22/02/2019 (Brève 1301) LOI : deux informations sur les biens de la famille Guelleh et le voyage de Tournaire à Djibouti

13/04/2018 (Brève 1144) Toujours des violences contre les populations opprimées du nord et des méthodes assimilables à des empoisonnements. (LOI)

Selon un article (payant LOI N°1472) le régime dictatorial poursuit sans relâche le harcèlement et les intimidations contre les populations opprimées du nord du pays, populations ignorées par le monde entier, totalement vulnérables et victimes d’une sécheresse redoutable.

L’article révèle par exemple que le gendre de Guelleh Djama Elmi Okieh dit Djama Speed, aurait été distribué des médicaments aux population de la région d’Adgeno, pour lutter contre une épidémie de fièvre.
Or ces médicaments étaient périmés et plusieurs enfants en sont morts.

++ Peut-on parler d’empoisonnement ?

Seule une enquête judiciaire indépendante pourrait le déterminer. Mais IOG s’y opposerait au nom, certainement, de la souveraineté de l’Etat. Elle a bon dos la souveraineté, quand on sait par exemple, que Guelleh et ses complices bradent le pays à des acteurs étrangers, uniquement pour se remplir les poches.

++ Le coiffeur et sa tondeuse en action (sic !)
Les ratissages commis par les différentes formations policières et militaires de la famille de Guelleh aboutissent à de nombreuses arrestations de civiles, hommes et femmes, soupçonnés d’aider le Frud armé ou de donner des informations sur les viols à l’association Femmes Solidaires, dont Aïcha Daballeh est un membre actif.

Les punitions sont exemplaires : la tonte ! Comme cela s’était fait en France, à la Libération. Et c’est la honte totale qui s’abat sur ces pauvres victimes du régime.

Selon LOI, Femmes Solidaires réclame l’ouverture d’une enquête internationale pour identifier les coupables de viols, de maltraitance et de harcèlement
de ces populations et en particulier des femmes.

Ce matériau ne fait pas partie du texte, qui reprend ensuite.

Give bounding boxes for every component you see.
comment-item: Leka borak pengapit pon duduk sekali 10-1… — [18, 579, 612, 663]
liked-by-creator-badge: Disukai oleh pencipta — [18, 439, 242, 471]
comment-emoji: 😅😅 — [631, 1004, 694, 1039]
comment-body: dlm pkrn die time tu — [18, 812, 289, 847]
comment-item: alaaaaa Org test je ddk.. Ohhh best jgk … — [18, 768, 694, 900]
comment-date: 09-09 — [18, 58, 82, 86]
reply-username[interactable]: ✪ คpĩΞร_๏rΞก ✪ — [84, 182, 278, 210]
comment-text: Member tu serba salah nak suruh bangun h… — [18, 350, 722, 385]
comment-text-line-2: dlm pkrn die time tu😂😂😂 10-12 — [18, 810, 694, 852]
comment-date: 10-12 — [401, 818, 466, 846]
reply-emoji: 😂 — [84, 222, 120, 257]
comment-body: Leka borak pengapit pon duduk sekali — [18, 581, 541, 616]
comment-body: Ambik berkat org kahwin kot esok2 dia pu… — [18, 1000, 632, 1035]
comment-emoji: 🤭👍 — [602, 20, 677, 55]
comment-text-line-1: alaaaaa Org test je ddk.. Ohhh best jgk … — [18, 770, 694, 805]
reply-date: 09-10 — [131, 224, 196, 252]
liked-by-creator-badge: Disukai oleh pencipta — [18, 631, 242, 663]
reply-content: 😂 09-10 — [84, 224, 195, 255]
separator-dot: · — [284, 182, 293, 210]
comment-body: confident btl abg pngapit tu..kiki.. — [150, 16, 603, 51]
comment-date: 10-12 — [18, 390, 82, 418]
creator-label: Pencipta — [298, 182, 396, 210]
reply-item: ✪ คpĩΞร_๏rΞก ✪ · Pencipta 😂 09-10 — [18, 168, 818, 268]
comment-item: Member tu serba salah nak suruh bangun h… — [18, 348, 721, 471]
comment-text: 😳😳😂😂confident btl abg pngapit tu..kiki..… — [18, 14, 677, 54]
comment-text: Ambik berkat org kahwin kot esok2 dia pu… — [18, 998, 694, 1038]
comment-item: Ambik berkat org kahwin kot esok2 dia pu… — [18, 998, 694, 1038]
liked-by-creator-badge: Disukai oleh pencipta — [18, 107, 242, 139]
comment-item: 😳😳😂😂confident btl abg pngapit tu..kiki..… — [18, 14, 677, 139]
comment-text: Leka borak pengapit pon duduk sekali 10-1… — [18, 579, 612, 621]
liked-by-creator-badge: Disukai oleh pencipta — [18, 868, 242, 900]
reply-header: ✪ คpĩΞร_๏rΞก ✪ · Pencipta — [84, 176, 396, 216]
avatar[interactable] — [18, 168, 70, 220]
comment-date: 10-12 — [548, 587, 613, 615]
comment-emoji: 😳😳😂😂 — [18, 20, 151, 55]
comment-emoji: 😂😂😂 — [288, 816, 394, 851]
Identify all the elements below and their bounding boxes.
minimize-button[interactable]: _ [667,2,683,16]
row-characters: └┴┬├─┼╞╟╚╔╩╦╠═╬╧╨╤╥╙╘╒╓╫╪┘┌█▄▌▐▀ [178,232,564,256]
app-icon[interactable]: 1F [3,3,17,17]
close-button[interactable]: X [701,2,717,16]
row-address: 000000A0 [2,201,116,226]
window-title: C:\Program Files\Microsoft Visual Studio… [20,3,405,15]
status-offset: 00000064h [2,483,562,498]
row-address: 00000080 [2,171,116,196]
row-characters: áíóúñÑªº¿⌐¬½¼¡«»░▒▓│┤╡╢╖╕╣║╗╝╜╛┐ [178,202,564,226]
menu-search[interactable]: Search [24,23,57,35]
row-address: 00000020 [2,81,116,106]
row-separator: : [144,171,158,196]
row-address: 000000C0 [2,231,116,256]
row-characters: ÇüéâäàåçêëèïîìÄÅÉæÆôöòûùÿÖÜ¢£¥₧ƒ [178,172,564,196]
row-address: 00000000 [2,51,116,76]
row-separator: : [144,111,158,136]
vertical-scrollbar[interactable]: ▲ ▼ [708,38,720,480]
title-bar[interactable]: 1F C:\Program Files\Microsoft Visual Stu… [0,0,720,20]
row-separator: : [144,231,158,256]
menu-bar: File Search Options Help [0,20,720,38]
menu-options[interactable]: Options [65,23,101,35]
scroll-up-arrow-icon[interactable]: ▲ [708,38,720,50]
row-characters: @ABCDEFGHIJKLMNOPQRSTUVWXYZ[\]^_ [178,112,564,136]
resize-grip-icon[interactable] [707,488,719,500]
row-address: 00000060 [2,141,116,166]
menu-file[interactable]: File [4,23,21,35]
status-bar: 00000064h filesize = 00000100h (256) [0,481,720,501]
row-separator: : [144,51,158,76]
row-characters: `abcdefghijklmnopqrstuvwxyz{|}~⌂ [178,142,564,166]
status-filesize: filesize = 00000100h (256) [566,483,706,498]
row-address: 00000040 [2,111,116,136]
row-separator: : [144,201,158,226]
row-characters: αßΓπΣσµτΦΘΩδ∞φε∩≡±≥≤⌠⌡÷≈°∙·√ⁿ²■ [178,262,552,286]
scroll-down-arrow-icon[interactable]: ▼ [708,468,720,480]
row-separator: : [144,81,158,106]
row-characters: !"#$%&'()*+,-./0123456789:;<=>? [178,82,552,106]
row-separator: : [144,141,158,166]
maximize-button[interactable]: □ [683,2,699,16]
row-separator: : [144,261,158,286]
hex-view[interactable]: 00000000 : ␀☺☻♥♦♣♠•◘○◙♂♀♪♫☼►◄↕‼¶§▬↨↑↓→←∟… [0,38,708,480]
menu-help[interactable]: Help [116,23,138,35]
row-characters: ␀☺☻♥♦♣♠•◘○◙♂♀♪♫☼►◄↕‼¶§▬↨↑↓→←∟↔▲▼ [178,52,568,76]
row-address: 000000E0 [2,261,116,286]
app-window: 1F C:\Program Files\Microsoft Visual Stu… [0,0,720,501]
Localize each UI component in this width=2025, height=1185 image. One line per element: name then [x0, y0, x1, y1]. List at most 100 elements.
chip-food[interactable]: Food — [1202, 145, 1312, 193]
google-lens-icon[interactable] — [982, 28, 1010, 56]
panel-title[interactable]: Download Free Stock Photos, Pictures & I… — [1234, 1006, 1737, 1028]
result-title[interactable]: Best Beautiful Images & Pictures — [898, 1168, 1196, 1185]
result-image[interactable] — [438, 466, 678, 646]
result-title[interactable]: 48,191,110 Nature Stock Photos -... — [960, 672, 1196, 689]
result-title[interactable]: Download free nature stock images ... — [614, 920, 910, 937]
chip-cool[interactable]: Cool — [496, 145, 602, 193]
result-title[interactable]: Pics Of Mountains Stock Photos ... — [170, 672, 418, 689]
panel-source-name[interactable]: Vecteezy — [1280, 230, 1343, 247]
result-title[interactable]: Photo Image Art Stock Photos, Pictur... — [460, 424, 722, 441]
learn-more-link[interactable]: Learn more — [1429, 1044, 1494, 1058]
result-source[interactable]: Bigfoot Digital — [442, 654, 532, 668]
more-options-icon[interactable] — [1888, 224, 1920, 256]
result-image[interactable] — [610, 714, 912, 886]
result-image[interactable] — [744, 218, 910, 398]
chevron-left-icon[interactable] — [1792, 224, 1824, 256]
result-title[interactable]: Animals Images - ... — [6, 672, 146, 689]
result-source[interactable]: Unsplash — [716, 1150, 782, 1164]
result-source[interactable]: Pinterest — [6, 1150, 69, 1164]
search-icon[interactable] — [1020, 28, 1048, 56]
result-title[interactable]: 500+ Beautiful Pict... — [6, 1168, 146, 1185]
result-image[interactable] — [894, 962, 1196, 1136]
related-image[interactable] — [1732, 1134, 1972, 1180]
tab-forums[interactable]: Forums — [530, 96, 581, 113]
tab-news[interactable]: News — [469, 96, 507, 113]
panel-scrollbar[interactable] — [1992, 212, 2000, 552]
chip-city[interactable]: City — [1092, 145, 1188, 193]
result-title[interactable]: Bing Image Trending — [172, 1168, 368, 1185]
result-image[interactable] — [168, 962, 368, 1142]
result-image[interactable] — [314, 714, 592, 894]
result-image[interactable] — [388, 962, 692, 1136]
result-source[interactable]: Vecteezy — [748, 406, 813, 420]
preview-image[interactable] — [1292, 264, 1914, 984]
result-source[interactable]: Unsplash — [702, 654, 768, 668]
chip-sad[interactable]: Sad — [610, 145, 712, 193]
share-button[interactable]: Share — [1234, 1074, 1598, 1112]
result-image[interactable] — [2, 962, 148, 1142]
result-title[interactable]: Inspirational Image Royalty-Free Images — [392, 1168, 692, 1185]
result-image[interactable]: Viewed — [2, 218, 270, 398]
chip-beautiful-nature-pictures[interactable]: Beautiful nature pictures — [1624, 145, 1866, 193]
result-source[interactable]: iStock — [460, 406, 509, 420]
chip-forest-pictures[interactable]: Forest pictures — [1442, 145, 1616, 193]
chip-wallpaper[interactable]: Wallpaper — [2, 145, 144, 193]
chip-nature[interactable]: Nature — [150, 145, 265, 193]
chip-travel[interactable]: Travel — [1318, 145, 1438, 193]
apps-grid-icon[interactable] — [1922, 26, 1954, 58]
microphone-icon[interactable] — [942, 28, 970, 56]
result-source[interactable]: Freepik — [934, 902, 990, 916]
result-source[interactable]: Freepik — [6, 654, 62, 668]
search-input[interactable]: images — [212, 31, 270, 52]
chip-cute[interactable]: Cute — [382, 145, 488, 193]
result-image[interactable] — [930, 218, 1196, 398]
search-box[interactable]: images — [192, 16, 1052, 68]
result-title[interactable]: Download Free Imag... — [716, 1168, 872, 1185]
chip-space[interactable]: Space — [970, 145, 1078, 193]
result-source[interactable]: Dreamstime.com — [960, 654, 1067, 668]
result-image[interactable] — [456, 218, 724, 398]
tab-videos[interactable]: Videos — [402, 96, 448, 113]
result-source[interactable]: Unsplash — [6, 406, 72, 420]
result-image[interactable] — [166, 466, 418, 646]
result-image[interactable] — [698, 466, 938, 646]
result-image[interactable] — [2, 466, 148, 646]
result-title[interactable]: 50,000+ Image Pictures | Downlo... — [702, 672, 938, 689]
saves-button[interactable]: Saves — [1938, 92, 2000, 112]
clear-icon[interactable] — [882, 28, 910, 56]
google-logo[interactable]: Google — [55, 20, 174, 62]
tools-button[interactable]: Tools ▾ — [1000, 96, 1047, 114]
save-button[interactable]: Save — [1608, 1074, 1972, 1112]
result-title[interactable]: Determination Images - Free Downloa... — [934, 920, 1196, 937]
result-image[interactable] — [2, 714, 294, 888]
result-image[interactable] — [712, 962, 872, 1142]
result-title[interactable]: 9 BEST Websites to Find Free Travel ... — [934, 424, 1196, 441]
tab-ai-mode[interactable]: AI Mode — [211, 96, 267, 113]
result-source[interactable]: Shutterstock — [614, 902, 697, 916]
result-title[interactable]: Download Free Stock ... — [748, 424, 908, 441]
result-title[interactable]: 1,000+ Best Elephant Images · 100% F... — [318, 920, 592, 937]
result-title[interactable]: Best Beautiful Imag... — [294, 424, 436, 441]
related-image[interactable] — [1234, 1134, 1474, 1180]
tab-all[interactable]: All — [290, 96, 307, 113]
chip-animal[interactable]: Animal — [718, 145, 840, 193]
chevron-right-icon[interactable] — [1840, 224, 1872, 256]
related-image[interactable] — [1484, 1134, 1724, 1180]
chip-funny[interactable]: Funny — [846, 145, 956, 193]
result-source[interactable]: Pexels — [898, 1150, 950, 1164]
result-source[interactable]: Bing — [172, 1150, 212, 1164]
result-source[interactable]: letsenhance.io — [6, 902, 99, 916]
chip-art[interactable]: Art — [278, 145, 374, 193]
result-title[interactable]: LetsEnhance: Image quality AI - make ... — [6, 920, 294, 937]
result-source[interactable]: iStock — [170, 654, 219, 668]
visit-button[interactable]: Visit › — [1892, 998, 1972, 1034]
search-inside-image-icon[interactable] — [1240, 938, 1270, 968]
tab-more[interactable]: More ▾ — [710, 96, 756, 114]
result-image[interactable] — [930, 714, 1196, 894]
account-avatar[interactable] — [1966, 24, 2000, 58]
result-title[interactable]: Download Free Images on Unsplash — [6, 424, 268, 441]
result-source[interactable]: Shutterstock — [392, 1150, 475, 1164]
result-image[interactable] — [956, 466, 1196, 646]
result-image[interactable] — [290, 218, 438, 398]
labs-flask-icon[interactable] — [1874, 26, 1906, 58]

02/03/2018 (Brève 1134) LOI : deux batailles se déroulent à Djibouti, l’une autour de la succession du dictateur, l’autre pour la gestion du port de Doraleh

Deux articles (payants) dans la dernière édition de LOI (N° 1469) concernent des batailles qui seraient engagées à Djibouti.

1°) la guerre de succession pour remplacer Guelleh avec deux dauphins déclarés :
++ Ilyas Moussa Dawaleh, ministre des finances et secrétaire général du RPP
++ Nagub Abdallah Kamil, fils de Paulette, d’un premier mariage…

Djama Elmi Okieh dit Djama Speed, qui semble être écarté pour le moment, ne décolérerait pas contre sa belle-mère, qui l’écarterait systématiquement, en vertu, dit-on, de l’ascendant qu’elle a pris sur Guelleh et les hautes autorités du pays. Djama Speed est marié à une fille du couple présidentielle, mais certains écarts de conduite, auraient eu des conséquences néfastes sur sa carrière au sein du cercle très fermé de la dictature.

2°) Une mobilisation internationale pour prendre la suite de DP World dans la gestion du Terminal conteneur du port de Doraleh (DCT). On se souviendra que Guelleh avait destitué DP World de ses actifs dans le port de Doraleh en constituant un lourd dossier juridique à l’encontre de cet ex-partenaire. Au vue des éléments « à charge », parmi eux, la corruption de fonctionnaires et le refus d’ouvrir les services du port à certaines entreprises, le dictateur avait fait voter par l’Assemblée nationale (aux ordres) un décret permettant de rompre les engagemnts avec DP World.

Maintenant les concurrents étrangers se bousculent pour essayer d’obtenir le contrat de gestion :
deux entreprises françaises : le groupe Bolloré et CMA-CGM intéressées par une prise de participation dans le terminal « multipurpose » et pourquoi pas par la gestion du terminal conteneur (?), mais aussi les Chinois qui, constatant que Djibouti peine à rembourser l’argent qu’il a emprunté facilement pour financer le train et d’autres infrastructures, voudraient exiger une compensation, qui pourrait être la gestion du port.

Deux affaires à suivre.
Ce que nou pouvons presque garantir sans risquec’est que Guelleh va encore utiliser sa technique de division pour régner, afin de s’enrichir un peu plus…. Les investisseurs pourraient y perdre leur ‘culotte’ dans l’avenir !!!